つまり、稼いだ利益の8割を株主に戻してきた会社。これは日本企業としては極めて高い水準です。


中期経営計画:明確な成長ストーリー

2028年までの計画

指標 2025実績 2026予想 2027目標 2028目標
売上高 460億円 532億円(+15%) 612億円(+15%) 704億円(+15%)
営業利益 116億円 126億円 145億円 173億円
営業利益率 25.3% 23.7% 23.7% 24.6%
当期純利益 84億円 86億円(+2%) 99億円(+15%) 119億円(+20%)

 超長期目標:売上2,000億円

現在の460億円から約4.3倍を目指す、野心的な目標。達成手段は:

  1. オーガニック成長(本業の拡大)
  2. 新規事業
  3. M&A(投資効率が高く長期計画に沿うもののみ)

課題とリスク(正直分析)

2026年の業績予想が「控えめ」な理由

2026年予想は、売上+15.4%に対し**営業利益は+7.8%、当期純利益は+2.4%**と抑制的。

理由は3つ:

要因 内容 影響
① 基幹システム刷新 2025年に遅れた費用が2026年に繰り延べ 利益を圧迫
② 賃上げ税制の終了 2025年は522百万円の減税、2026年は未計上 当期純利益に約3.3億円の悪影響
③ 新卒200名の入社 即戦力化に時間がかかる 一時的な生産性低下

離職率の悪化

  • 2024年:9.7%(過去最低)
  • 2025年:11.6%(+1.9pt悪化)

→ 急拡大の副作用。
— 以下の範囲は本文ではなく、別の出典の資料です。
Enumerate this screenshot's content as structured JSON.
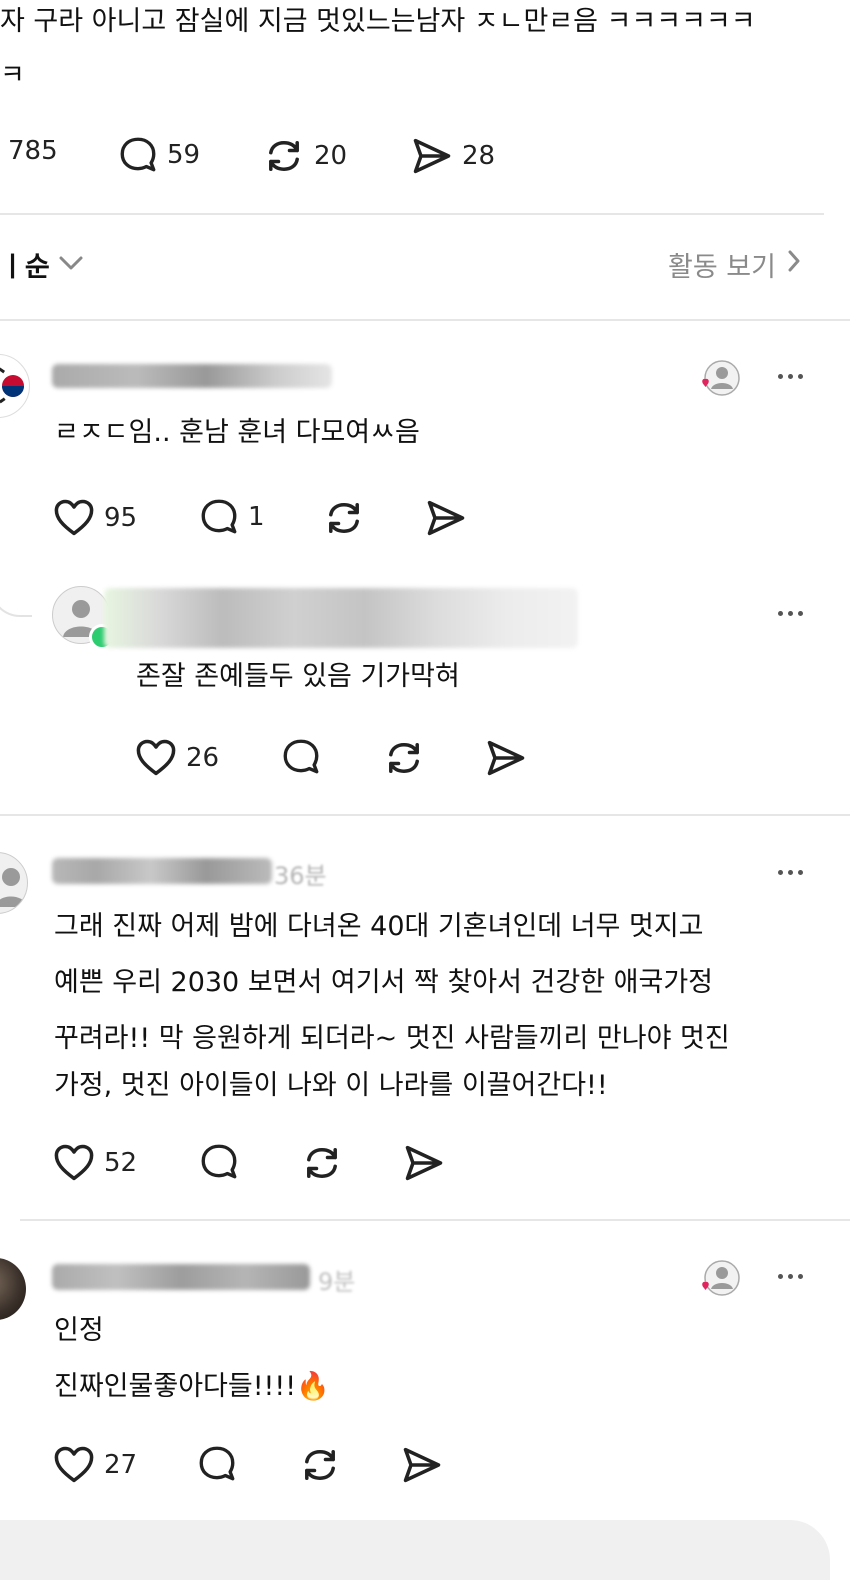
{
  "post": {
    "text_line1": "자 구라 아니고 잠실에 지금 멋있느는남자 ㅈㄴ만ㄹ음 ㅋㅋㅋㅋㅋㅋ",
    "text_line2": "ㅋ",
    "likes": "785",
    "comments": "59",
    "reposts": "20",
    "shares": "28"
  },
  "sort_bar": {
    "sort_label": "ㅣ순",
    "activity_label": "활동 보기"
  },
  "replies": [
    {
      "text": "ㄹㅈㄷ임.. 훈남 훈녀 다모여ㅆ음",
      "likes": "95",
      "comments": "1",
      "nested": {
        "text": "존잘 존예들두 있음 기가막혀",
        "likes": "26"
      }
    },
    {
      "timestamp": "36분",
      "lines": [
        "그래 진짜 어제 밤에 다녀온 40대 기혼녀인데 너무 멋지고",
        "예쁜 우리 2030 보면서 여기서 짝 찾아서 건강한 애국가정",
        "꾸려라!! 막 응원하게 되더라~ 멋진 사람들끼리 만나야 멋진",
        "가정, 멋진 아이들이 나와 이 나라를 이끌어간다!!"
      ],
      "likes": "52"
    },
    {
      "timestamp": "9분",
      "line1": "인정",
      "line2": "진짜인물좋아다들!!!!🔥",
      "likes": "27"
    }
  ],
  "icons": {
    "heart": "heart-icon",
    "comment": "comment-icon",
    "repost": "repost-icon",
    "share": "send-icon",
    "more": "more-icon",
    "chevron": "chevron-icon"
  },
  "colors": {
    "like_badge": "#e0245e",
    "online_dot": "#2ecc71",
    "divider": "#e6e6e6",
    "muted": "#8a8a8a"
  }
}
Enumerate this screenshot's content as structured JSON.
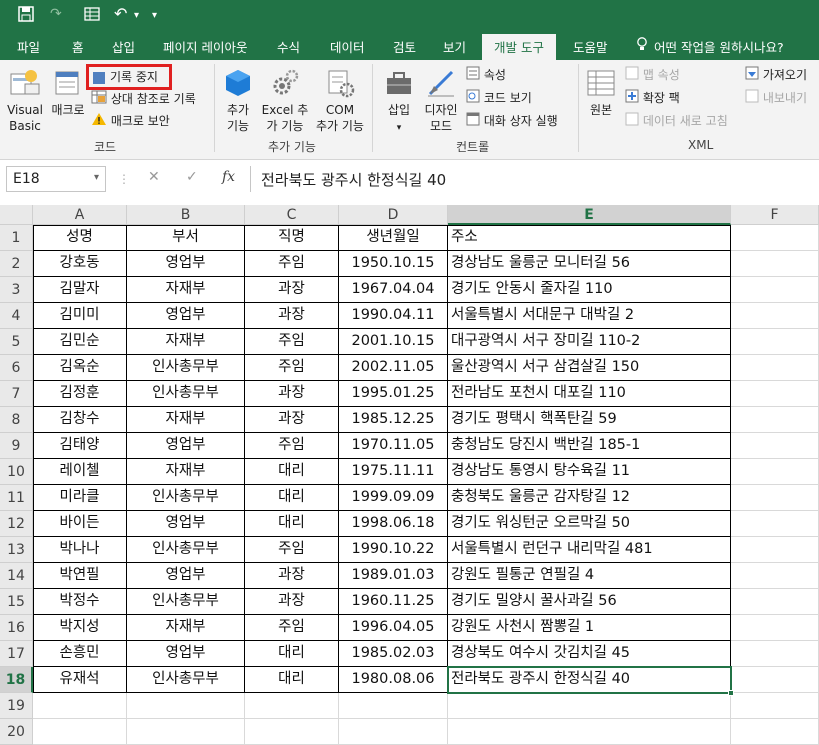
{
  "qat": {
    "undo_arrow": "↶",
    "more": "▾"
  },
  "tabs": [
    "파일",
    "홈",
    "삽입",
    "페이지 레이아웃",
    "수식",
    "데이터",
    "검토",
    "보기",
    "개발 도구",
    "도움말"
  ],
  "active_tab": "개발 도구",
  "tell_me": "어떤 작업을 원하시나요?",
  "ribbon": {
    "code": {
      "visual_basic": [
        "Visual",
        "Basic"
      ],
      "macro": "매크로",
      "stop_recording": "기록 중지",
      "relative_ref": "상대 참조로 기록",
      "macro_security": "매크로 보안",
      "label": "코드"
    },
    "addins": {
      "addins": [
        "추가",
        "기능"
      ],
      "excel_addins": [
        "Excel 추",
        "가 기능"
      ],
      "com_addins": [
        "COM",
        "추가 기능"
      ],
      "label": "추가 기능"
    },
    "controls": {
      "insert": "삽입",
      "design_mode": [
        "디자인",
        "모드"
      ],
      "properties": "속성",
      "view_code": "코드 보기",
      "run_dialog": "대화 상자 실행",
      "label": "컨트롤"
    },
    "xml": {
      "source": "원본",
      "map_properties": "맵 속성",
      "expansion_packs": "확장 팩",
      "refresh_data": "데이터 새로 고침",
      "import": "가져오기",
      "export": "내보내기",
      "label": "XML"
    }
  },
  "formula_bar": {
    "name_box": "E18",
    "fx": "fx",
    "value": "전라북도 광주시 한정식길 40"
  },
  "columns": [
    "A",
    "B",
    "C",
    "D",
    "E",
    "F"
  ],
  "selected_cell": {
    "col": "E",
    "row": 18
  },
  "rows": [
    [
      "성명",
      "부서",
      "직명",
      "생년월일",
      "주소"
    ],
    [
      "강호동",
      "영업부",
      "주임",
      "1950.10.15",
      "경상남도 울릉군 모니터길 56"
    ],
    [
      "김말자",
      "자재부",
      "과장",
      "1967.04.04",
      "경기도 안동시 줄자길 110"
    ],
    [
      "김미미",
      "영업부",
      "과장",
      "1990.04.11",
      "서울특별시 서대문구 대박길 2"
    ],
    [
      "김민순",
      "자재부",
      "주임",
      "2001.10.15",
      "대구광역시 서구 장미길 110-2"
    ],
    [
      "김옥순",
      "인사총무부",
      "주임",
      "2002.11.05",
      "울산광역시 서구 삼겹살길 150"
    ],
    [
      "김정훈",
      "인사총무부",
      "과장",
      "1995.01.25",
      "전라남도 포천시 대포길 110"
    ],
    [
      "김창수",
      "자재부",
      "과장",
      "1985.12.25",
      "경기도 평택시 핵폭탄길 59"
    ],
    [
      "김태양",
      "영업부",
      "주임",
      "1970.11.05",
      "충청남도 당진시 백반길 185-1"
    ],
    [
      "레이첼",
      "자재부",
      "대리",
      "1975.11.11",
      "경상남도 통영시 탕수육길 11"
    ],
    [
      "미라클",
      "인사총무부",
      "대리",
      "1999.09.09",
      "충청북도 울릉군 감자탕길 12"
    ],
    [
      "바이든",
      "영업부",
      "대리",
      "1998.06.18",
      "경기도 워싱턴군 오르막길 50"
    ],
    [
      "박나나",
      "인사총무부",
      "주임",
      "1990.10.22",
      "서울특별시 런던구 내리막길 481"
    ],
    [
      "박연필",
      "영업부",
      "과장",
      "1989.01.03",
      "강원도 필통군 연필길 4"
    ],
    [
      "박정수",
      "인사총무부",
      "과장",
      "1960.11.25",
      "경기도 밀양시 꿀사과길 56"
    ],
    [
      "박지성",
      "자재부",
      "주임",
      "1996.04.05",
      "강원도 사천시 짬뽕길 1"
    ],
    [
      "손흥민",
      "영업부",
      "대리",
      "1985.02.03",
      "경상북도 여수시 갓김치길 45"
    ],
    [
      "유재석",
      "인사총무부",
      "대리",
      "1980.08.06",
      "전라북도 광주시 한정식길 40"
    ],
    [
      "",
      "",
      "",
      "",
      ""
    ],
    [
      "",
      "",
      "",
      "",
      ""
    ]
  ],
  "colors": {
    "accent": "#217346",
    "highlight": "#e02020"
  }
}
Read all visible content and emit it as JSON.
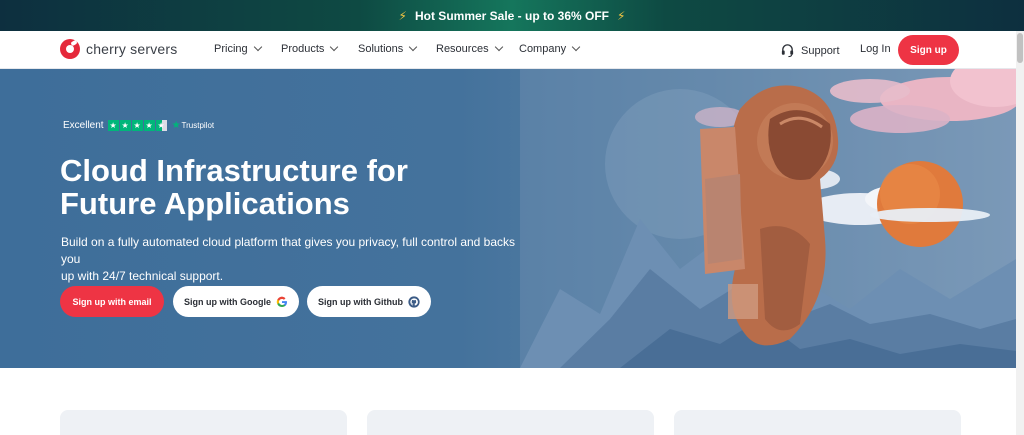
{
  "promo": {
    "icon": "lightning-icon",
    "text": "Hot Summer Sale - up to 36% OFF"
  },
  "nav": {
    "brand": "cherry servers",
    "menu": [
      {
        "label": "Pricing"
      },
      {
        "label": "Products"
      },
      {
        "label": "Solutions"
      },
      {
        "label": "Resources"
      },
      {
        "label": "Company"
      }
    ],
    "support": "Support",
    "login": "Log In",
    "signup": "Sign up"
  },
  "hero": {
    "trustpilot": {
      "rating_word": "Excellent",
      "stars": 4.5,
      "brand": "Trustpilot"
    },
    "title_line1": "Cloud Infrastructure for",
    "title_line2": "Future Applications",
    "subtitle_line1": "Build on a fully automated cloud platform that gives you privacy, full control and backs you",
    "subtitle_line2": "up with 24/7 technical support.",
    "buttons": {
      "email": "Sign up with email",
      "google": "Sign up with Google",
      "github": "Sign up with Github"
    }
  },
  "colors": {
    "accent": "#ee3444",
    "hero_bg": "#44729c",
    "trustpilot_green": "#00b67a"
  }
}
2026年は10%目標に戻す計画。

その他のリスク

  1. 景気敏感性:2020年コロナ時に当期利益が半減した実績あり
  2. AI・プラットフォーム型競合:中低所得帯ではIT活用の紹介会社が台頭
  3. 創業家依存:田崎氏(会長兼社長)の高齢化リスク
  4. PBR 7.55倍:市場期待が高すぎて、失望売りリスク

ESGへの取り組み

環境(E)

  • 2030年までにScope3まで含めたカーボンネットゼロを目指す
  • 「JACモリンガの森」プロジェクト:スギの10倍のCO2吸収力を持つモリンガを植樹
  • 2025年:宮古島3,000本、タイ4,000本、マレーシア3,900本を植樹
  • 2008年からの累計植樹:171,884本

社会(S)

  • 女性管理職比率38%(目標40%に迫る)
  • えるぼし認定「3つ星」(最高位)取得
  • **PRIDE指標「ゴールド」**4年連続受賞(LGBTQ+対応)
  • 健康経営優良法人8年連続認定
  • 男性育休取得率58.6%(2022年11.7%→大幅向上)

️ ガバナンス(G)

  • 女性取締役比率:27.3%(2030年30%目標)
  • 社外取締役比率:63.6%
  • 外国人取締役比率:18.2%

⭕ こびと株チェックリスト再評価(2025年決算反映版)

基準 2025年数値 判定
配当利回り3.75%以上 4.37%
自己資本比率50%以上 72.3% ⭕⭕
営業利益率10%以上 25.3% ⭕⭕
EPS増加傾向 35.22→52.98 ⭕⭕
BPS増加傾向 114.43→141.07 ⭕⭕
売上高右肩上がり 過去最高更新
営業CF潤沢 95.7億円 ⭕⭕
無借金経営 0円 ⭕⭕⭕
連続増配 2021年に減配
配当性向 68.5%→70.6% 🔺(やや高い)

JACリクルートメントは「高配当株の純血ではないが、財務超優良な景気敏感株の筆頭格」。2026年業績予想が控えめなため、さらなる株価調整で仕込むチャンスが来る可能性あり。ポートフォリオの1〜3%以内で、景気敏感株枠の一角として検討価値大。